According to a recent study by the British Heart Foundation, around 39% of UK adults – that’s around 20 million people – are failing to meet government recommendations for physical activity of 150 minutes (two and a half hours) of moderate-intensity activity per week.

Autumn feels like a new beginning. Many people treat September as their New Year. If you’re not sure what to try, have a think about your goals. Look first at what you want to achieve – is it weight loss? General fitness? Or you want to feel stronger, for example?

Live group classes are very helpful to encourage motivation and reach targets. Swimming and Aqua Aerobics is very good for people with joint problems. Weight-bearing exercise such as barre and core focus is good to prevent osteoporosis. There is now increasing evidence that short, very intense bursts of exercise are more beneficial than long, low impact.

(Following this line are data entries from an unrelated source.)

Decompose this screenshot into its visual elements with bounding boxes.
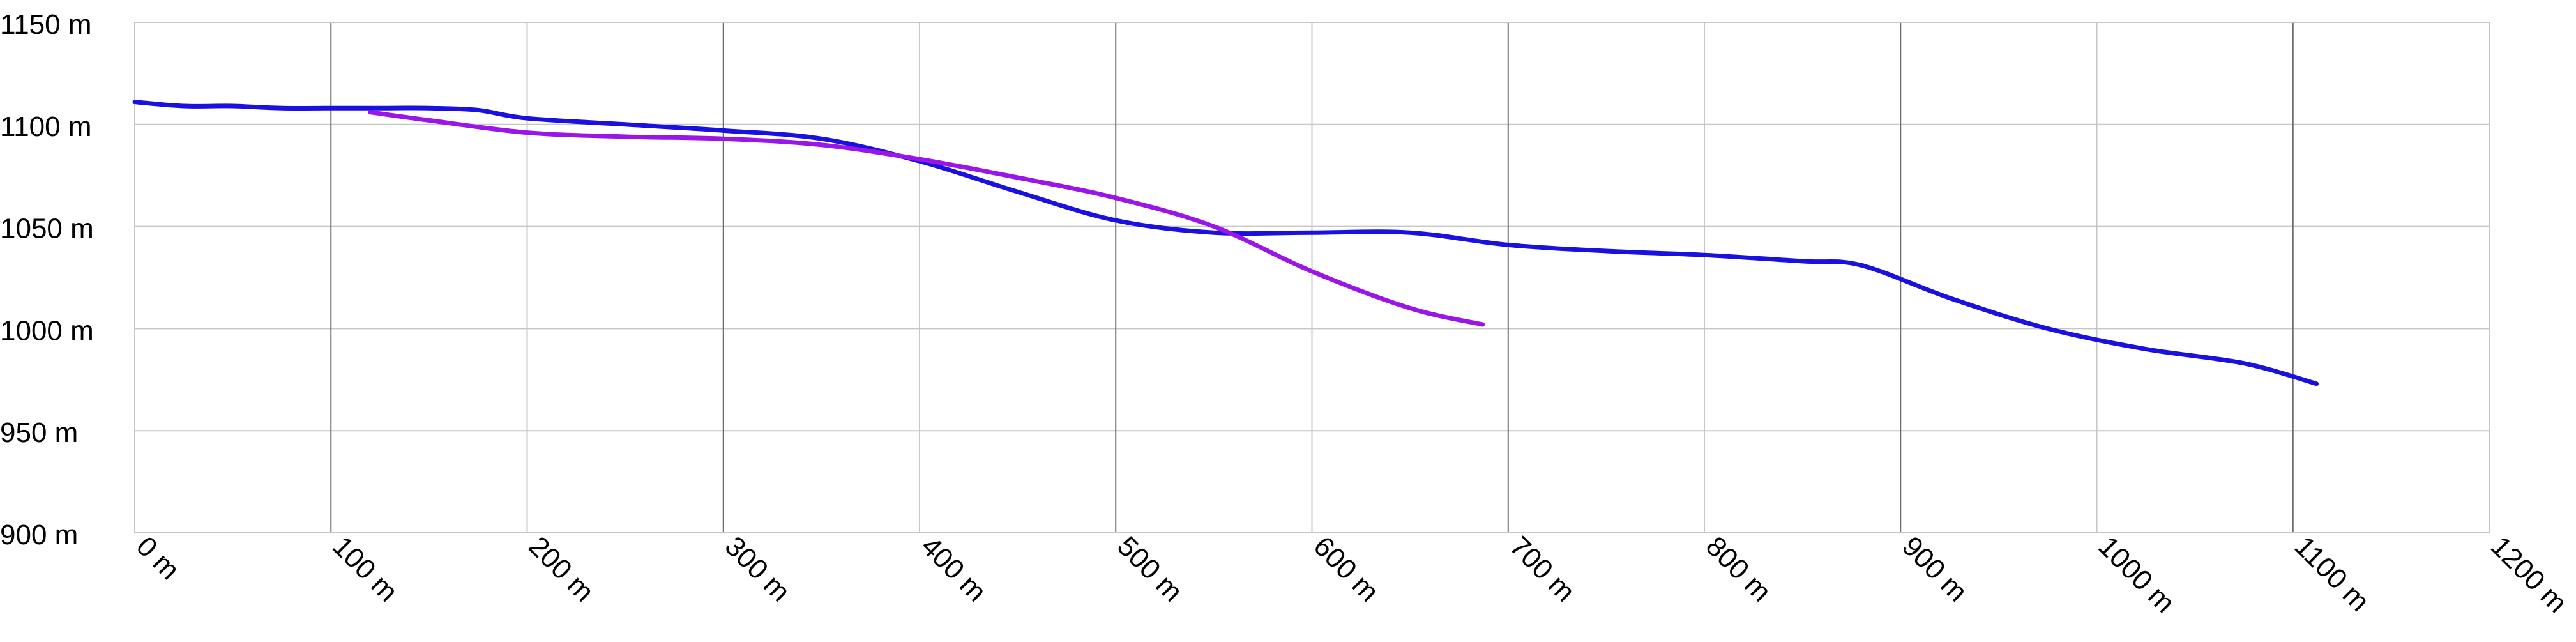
series-line-1 [132, 100, 2319, 386]
x-tick-label: 1200 m [2485, 530, 2573, 618]
series-line-2 [368, 110, 1485, 327]
x-tick-label: 500 m [1111, 530, 1188, 608]
x-tick-label: 900 m [1896, 530, 1973, 608]
grid-layer [134, 22, 2490, 533]
y-tick-label: 1000 m [0, 315, 94, 346]
x-tick-label: 100 m [326, 530, 404, 608]
y-tick-label: 1100 m [0, 111, 92, 142]
x-tick-label: 1000 m [2092, 530, 2180, 618]
x-tick-label: 400 m [915, 530, 992, 608]
x-tick-label: 200 m [522, 530, 600, 608]
plot-frame [134, 22, 2490, 533]
axis-layer: 900 m 950 m 1000 m 1050 m 1100 m 1150 m 0 m 100… [0, 9, 2573, 619]
x-tick-label: 800 m [1700, 530, 1777, 608]
y-tick-label: 950 m [0, 417, 78, 448]
y-tick-label: 1150 m [0, 9, 92, 40]
y-tick-label: 1050 m [0, 213, 94, 245]
series-layer [132, 100, 2319, 386]
x-tick-label: 600 m [1307, 530, 1384, 608]
y-tick-label: 900 m [0, 519, 78, 551]
x-tick-label: 0 m [130, 530, 186, 586]
x-tick-label: 300 m [719, 530, 796, 608]
x-tick-label: 1100 m [2289, 530, 2375, 617]
x-tick-label: 700 m [1504, 530, 1581, 608]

This could be in the form of interval training classes such as circuits or HIIT workouts. This type of exercise is offered as part of my monthly masterclasses. October sees us using the suspension trainer for intervals. All you need is a sturdy door and a suspension trainer like this one. If you’ve put off exercise for a while, here are some useful tips:

Enjoy it
The most important thing is to find something you love. If you enjoy it you will want to do it more and that is the best motivation. Try out different things and decide if there’s something you enjoy doing. Most people who dislike exercise just haven’t found the right exercise.

Set goals and stick with them
Set realistic goals, measure results and look to others who have achieved what you want. Schedule in your workout and place it at the top of your priority list.

Eat well
Keeping a food diary will make you conscious of what you’re eating and drinking. Your diet should be healthy and nutrient-dense if you’re seriously intending to become fitter. Experts say 90% of training is diet and 10% is activity – there is no point training hard if you eat rubbish.

Don’t do it alone
Exercising with a personal trainer (me! ;-)) or taking part in classes can help you keep motivated for longer.

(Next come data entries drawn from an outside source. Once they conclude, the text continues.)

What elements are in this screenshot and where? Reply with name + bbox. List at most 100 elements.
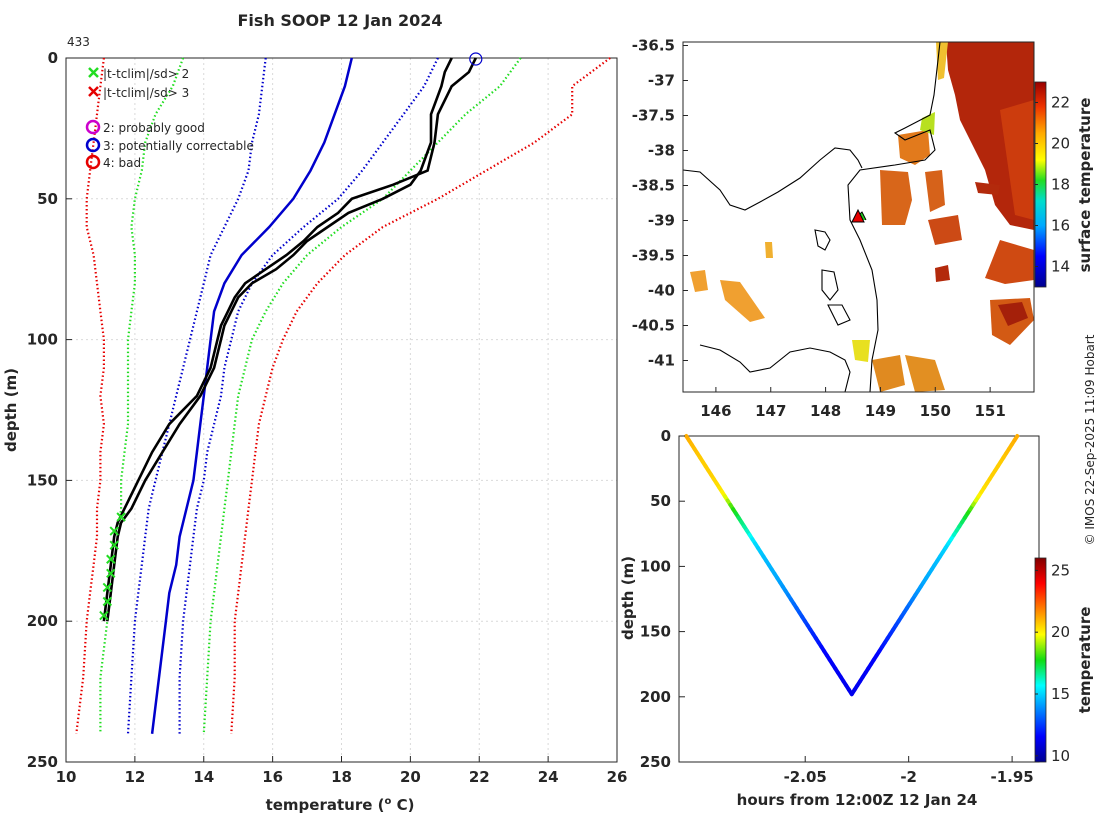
y-tick-label: -37 xyxy=(648,72,675,90)
sst-colorbar-ticks: 14 16 18 20 22 xyxy=(1035,94,1070,276)
y-tick-label: 150 xyxy=(640,623,671,641)
legend-label: |t-tclim|/sd> 2 xyxy=(103,67,189,81)
legend-item-flag3: 3: potentially correctable xyxy=(85,137,254,153)
series-line xyxy=(202,57,522,734)
x-tick-label: 148 xyxy=(810,402,841,420)
y-tick-label: 250 xyxy=(27,753,58,771)
series-line xyxy=(99,57,185,734)
coastline xyxy=(683,42,941,392)
colorbar-tick-label: 15 xyxy=(1051,685,1070,703)
series-line xyxy=(75,57,106,734)
y-tick-label: 150 xyxy=(27,471,58,489)
sst-patch xyxy=(985,240,1034,284)
profile-title: Fish SOOP 12 Jan 2024 xyxy=(238,11,443,30)
sst-patch xyxy=(935,265,950,282)
sst-patch xyxy=(880,170,912,225)
sst-patch xyxy=(765,242,773,258)
profile-grid xyxy=(65,57,618,763)
y-tick-label: -40 xyxy=(648,282,675,300)
y-tick-label: -41 xyxy=(648,352,675,370)
qc-x-mark xyxy=(102,582,113,593)
legend-label: |t-tclim|/sd> 3 xyxy=(103,86,189,100)
section-ylabel: depth (m) xyxy=(619,556,637,640)
qc-flag-circle xyxy=(469,52,483,66)
legend-item-2sd: |t-tclim|/sd> 2 xyxy=(88,67,189,81)
section-xlabel: hours from 12:00Z 12 Jan 24 xyxy=(737,791,978,809)
y-tick-label: 100 xyxy=(640,557,671,575)
profile-ylabel: depth (m) xyxy=(2,368,20,452)
qc-x-mark xyxy=(116,512,126,522)
coast-victoria xyxy=(683,147,863,211)
series-line xyxy=(178,57,439,734)
sst-patch xyxy=(1000,100,1034,220)
y-tick-label: 250 xyxy=(640,753,671,771)
x-tick-label: 26 xyxy=(607,768,628,786)
series-line xyxy=(230,57,611,734)
x-tick-label: 146 xyxy=(700,402,731,420)
x-tick-label: 16 xyxy=(262,768,283,786)
colorbar-tick-label: 10 xyxy=(1051,747,1070,765)
x-tick-label: 18 xyxy=(331,768,352,786)
colorbar-tick-label: 20 xyxy=(1051,623,1070,641)
x-tick-label: -2 xyxy=(900,768,917,786)
circle-icon xyxy=(85,119,101,135)
legend-item-3sd: |t-tclim|/sd> 3 xyxy=(88,86,189,100)
map-panel: 146 147 148 149 150 151 -36.5 -37 -37.5 -38 -38.5 -… xyxy=(632,37,1094,421)
y-tick-label: 200 xyxy=(27,612,58,630)
sst-patch xyxy=(690,270,708,292)
position-triangle-icon xyxy=(851,208,865,223)
legend-label: 4: bad xyxy=(103,156,141,170)
profile-legend: |t-tclim|/sd> 2 |t-tclim|/sd> 3 2: proba… xyxy=(85,67,254,170)
profile-count: 433 xyxy=(67,35,90,49)
sst-patch xyxy=(998,302,1028,326)
coast-tasmania xyxy=(699,344,851,392)
sst-patch xyxy=(720,280,765,322)
map-axes-box xyxy=(682,41,1035,393)
section-track xyxy=(684,434,1020,697)
sst-patch xyxy=(852,340,870,362)
circle-icon xyxy=(85,154,101,170)
sst-field xyxy=(690,42,1034,392)
x-tick-label: 22 xyxy=(469,768,490,786)
temperature-colorbar xyxy=(1034,557,1047,763)
section-ticks: -2.05 -2 -1.95 0 50 100 150 200 250 xyxy=(640,427,1034,786)
temperature-colorbar-label: temperature xyxy=(1076,607,1094,714)
y-tick-label: 0 xyxy=(48,49,58,67)
colorbar-tick-label: 14 xyxy=(1051,258,1070,276)
legend-label: 2: probably good xyxy=(103,121,205,135)
qc-x-mark xyxy=(102,596,113,607)
x-tick-label: 147 xyxy=(755,402,786,420)
sst-patch xyxy=(905,355,945,392)
y-tick-label: -37.5 xyxy=(632,107,675,125)
x-tick-label: 149 xyxy=(865,402,896,420)
x-tick-label: 20 xyxy=(400,768,421,786)
sst-colorbar-label: surface temperature xyxy=(1076,98,1094,273)
legend-item-flag2: 2: probably good xyxy=(85,119,205,135)
x-tick-label: 10 xyxy=(56,768,77,786)
sst-patch xyxy=(872,355,905,392)
x-tick-label: 150 xyxy=(920,402,951,420)
colorbar-tick-label: 16 xyxy=(1051,217,1070,235)
watermark: © IMOS 22-Sep-2025 11:09 Hobart xyxy=(1083,334,1097,545)
sst-patch xyxy=(928,215,962,245)
x-tick-label: 151 xyxy=(974,402,1005,420)
sst-patch xyxy=(925,170,945,212)
profile-line xyxy=(106,57,453,622)
x-tick-label: -2.05 xyxy=(784,768,827,786)
qc-x-mark xyxy=(106,568,116,579)
islands xyxy=(814,229,851,326)
y-tick-label: -39 xyxy=(648,212,675,230)
y-tick-label: -40.5 xyxy=(632,317,675,335)
x-mark-icon xyxy=(88,67,99,78)
colorbar-tick-label: 25 xyxy=(1051,561,1070,579)
y-tick-label: -38 xyxy=(648,142,675,160)
profile-panel: Fish SOOP 12 Jan 2024 433 10 12 14 16 18 20 22… xyxy=(2,11,627,814)
legend-item-flag4: 4: bad xyxy=(85,154,141,170)
colorbar-tick-label: 20 xyxy=(1051,135,1070,153)
y-tick-label: 0 xyxy=(661,427,671,445)
series-line xyxy=(150,57,354,734)
sst-patch xyxy=(975,182,1000,195)
coast-east xyxy=(847,42,941,392)
y-tick-label: 100 xyxy=(27,331,58,349)
x-tick-label: 12 xyxy=(124,768,145,786)
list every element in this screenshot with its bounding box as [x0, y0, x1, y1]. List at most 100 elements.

Aim for 7-8 hours per night, as poor-quality sleep reduces our ability to train and make good food choices.

Be ready
Get your workout clothes and trainers ready the night before. This way you’ll have no choice but to wear that outfit and you’ll be 100% ready.

With the days getting shorter our urge to hibernate really starts to kick in in late autumn. In terms of exercising and fitness, preparation is key.

School half-term, Halloween, Fireworks Night and the run-up to Christmas can play havoc with our diet and exercise, so establishing a good diet and exercise regime can help combat the cumulative weight gain effect. Create good habits for damage limitation.

Another thing to consider is how exercise can impact on our mental health at this time of year. For those who experience seasonal affective disorder (SAD) or depression in the colder months, exercise can help stimulate body chemicals called endorphins which are natural mood boosters.